Skepticism During Campaign Season

I’ll bet you two meal swipes that if you recently logged onto Facebook and looked at your events calender, it was swamped with invitations to vote for So-and-So for This-and-That. It’s also a wonder that the bulletin boards around campus are able to support the weight of all of the cleverly alliterative campaign posters hogging advertisement space. Yes, it’s that time of the semester again.

You get a knock on your door to find someone you’ve never before seen (or have much less been aware has lived in your dorm for the past however many months) bearing candy or cookies in order to entice you to vote for them in whatever position they’re running for. While this door-to-door, confection-laden campaigning may seem like a foolproof tactic—considering the all-too-true fact that college students are always up for free food—it isn’t quite enough to fully seduce me. Here’s how my typical candidate-student conversation tends to go:

[Door]: *knock knock*

[Me]: Come in! Another one?

[Person]: Hey! I’m So-and-So and I’m running for This-and-That! Would you like a muffin?

[Me]: Hi there, you! I’d love a muffin! I hope these aren’t poisonous.

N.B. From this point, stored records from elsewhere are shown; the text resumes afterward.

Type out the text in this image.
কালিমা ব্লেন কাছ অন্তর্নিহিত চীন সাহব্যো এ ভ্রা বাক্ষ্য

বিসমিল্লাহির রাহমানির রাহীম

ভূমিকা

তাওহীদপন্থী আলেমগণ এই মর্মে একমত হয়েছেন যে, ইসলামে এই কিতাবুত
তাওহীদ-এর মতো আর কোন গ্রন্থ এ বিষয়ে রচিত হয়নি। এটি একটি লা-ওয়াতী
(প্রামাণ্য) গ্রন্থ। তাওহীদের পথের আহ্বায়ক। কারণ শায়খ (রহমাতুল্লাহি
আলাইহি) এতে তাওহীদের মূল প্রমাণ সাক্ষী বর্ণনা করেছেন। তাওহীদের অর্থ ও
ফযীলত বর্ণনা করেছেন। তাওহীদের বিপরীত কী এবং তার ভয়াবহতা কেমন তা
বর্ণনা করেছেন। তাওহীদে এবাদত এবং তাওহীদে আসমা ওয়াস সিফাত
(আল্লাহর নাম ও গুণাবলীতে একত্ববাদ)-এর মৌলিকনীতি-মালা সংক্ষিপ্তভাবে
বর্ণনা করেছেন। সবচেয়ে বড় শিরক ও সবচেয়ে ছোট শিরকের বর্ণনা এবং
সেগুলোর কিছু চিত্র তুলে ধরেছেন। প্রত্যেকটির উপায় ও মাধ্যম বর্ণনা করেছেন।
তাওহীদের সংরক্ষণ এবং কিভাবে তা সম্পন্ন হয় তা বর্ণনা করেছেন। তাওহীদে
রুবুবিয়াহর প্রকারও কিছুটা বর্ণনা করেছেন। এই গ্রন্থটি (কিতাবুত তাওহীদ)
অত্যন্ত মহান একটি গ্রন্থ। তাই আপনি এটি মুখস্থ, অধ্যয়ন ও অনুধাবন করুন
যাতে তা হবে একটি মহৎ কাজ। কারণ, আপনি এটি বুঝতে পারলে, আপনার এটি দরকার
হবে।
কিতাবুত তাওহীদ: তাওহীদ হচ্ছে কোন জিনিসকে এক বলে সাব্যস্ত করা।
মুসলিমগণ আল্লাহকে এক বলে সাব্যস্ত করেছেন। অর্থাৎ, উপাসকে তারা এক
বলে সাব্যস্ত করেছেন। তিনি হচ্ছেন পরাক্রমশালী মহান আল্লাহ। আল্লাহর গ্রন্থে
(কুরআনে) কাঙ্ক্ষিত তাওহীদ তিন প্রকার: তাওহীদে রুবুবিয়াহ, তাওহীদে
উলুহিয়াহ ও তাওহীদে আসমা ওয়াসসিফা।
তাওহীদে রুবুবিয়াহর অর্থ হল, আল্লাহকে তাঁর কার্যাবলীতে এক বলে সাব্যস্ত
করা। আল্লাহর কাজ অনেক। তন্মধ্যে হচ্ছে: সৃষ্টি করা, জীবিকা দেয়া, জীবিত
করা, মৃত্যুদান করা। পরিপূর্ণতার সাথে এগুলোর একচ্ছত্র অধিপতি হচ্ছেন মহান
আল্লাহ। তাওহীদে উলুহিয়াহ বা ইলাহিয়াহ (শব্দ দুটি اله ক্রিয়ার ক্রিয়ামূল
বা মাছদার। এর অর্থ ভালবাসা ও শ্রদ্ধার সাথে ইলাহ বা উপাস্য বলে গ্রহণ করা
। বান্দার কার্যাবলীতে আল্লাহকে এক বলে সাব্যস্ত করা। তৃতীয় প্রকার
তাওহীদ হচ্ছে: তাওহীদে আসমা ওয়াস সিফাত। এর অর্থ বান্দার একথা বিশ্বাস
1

[Person]: Okay, well, vote for me! Bye!

[Me]: Oh! Thanks! Have a good night! Wait, so why should I vote for you, again? This muffin isn’t even that good. Do you have any milk to go with it?

[Door]: *slams shut*

Now, don’t get me wrong—I understand that candidates use this type of campaigning to quickly remind as many people as possible that they exist and are running for something, not to explain their entire campaign platform. At the same time, at least to me, the whole encounter comes off as a little bit fake and forced. If this is the first time a candidate has ever said anything to me, despite the fact that we’ve apparently lived one floor apart from each other for the entire school year, then I obviously have absolutely no idea who she/he is. And surprisingly, despite our less-than-two-minute-long interaction, I still really don’t know anything about that candidate, besides the fact that she/he bakes fairly edible muffins, I guess. Door-to-door campaigning with baked goods is a nice gesture and I appreciate the sentiment, but it doesn’t really tell me why I should cast my vote for a particular candidate. As far as I know, culinary skills do not correlate with treasuring abilities.

I’m also suspicious that candidates only want to hold house positions—secretary, for example—because they’ll be guaranteed a single next year, especially since they usually don’t explain to me that they have a strong desire to fulfill their childhood dreams and passions for, say, note-taking. I mean, yeah, I can admit that maybe I’m just being harsh and expecting the worst of people, but I’m still going to raise one eyebrow questioningly as I continue to take another bite of this muffin.